密と蜜~命と共に滴り堕ちる大人の恋~
 法学部の隼人と付き合い始めて二ヶ月が過ぎた。知識が豊富で私の知らない事を沢山知っている爽やかな好青年。

 友達に紹介され、知的で美的なその姿に一目惚れしてしまった。

 片想いだと毎夜胸を焦がしていたら、隼人に告白された。

「美里ちゃん、僕の彼女になってもらえませんか?」

「はいっ……」

 両想いって素晴らしい。

 心は晴天。

 

 どんな時でも傍に居たいほど大好き。……でも、着いていけない事がひとつだけある。

 それはマラソン。

 映画館や図書館が似合う草食系のインドア派で文学部の私と趣味が合いそうに見えたのは錯覚? 初デートは博物館で『地球の構造と宇宙の成り立ち』だったのに。
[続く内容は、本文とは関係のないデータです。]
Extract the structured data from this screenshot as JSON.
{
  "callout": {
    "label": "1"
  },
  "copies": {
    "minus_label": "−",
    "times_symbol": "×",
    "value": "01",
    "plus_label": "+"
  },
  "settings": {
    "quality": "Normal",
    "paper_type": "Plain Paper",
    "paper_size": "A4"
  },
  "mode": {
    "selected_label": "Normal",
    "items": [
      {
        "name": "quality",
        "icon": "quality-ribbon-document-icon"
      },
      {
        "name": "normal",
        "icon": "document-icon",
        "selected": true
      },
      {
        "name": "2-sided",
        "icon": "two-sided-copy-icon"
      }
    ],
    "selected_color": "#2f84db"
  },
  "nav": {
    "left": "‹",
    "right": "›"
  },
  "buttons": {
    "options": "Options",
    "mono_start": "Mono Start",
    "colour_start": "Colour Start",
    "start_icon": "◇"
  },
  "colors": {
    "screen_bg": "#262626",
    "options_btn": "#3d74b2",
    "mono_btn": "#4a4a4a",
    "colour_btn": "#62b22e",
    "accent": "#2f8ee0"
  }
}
 隼人は毎朝五時に起きてクラシック音楽を聴きながら多摩川の土手を走っている。


 私はマラソンも早起きもどちらもアウト。家を出る十分前まで寝ていたい。すっぴんでもいいなら三分前まで寝ていたい。三分あれば、顔を洗って、歯を磨きながら髪をとかせる。

 平凡でありふれた朝が一番だ。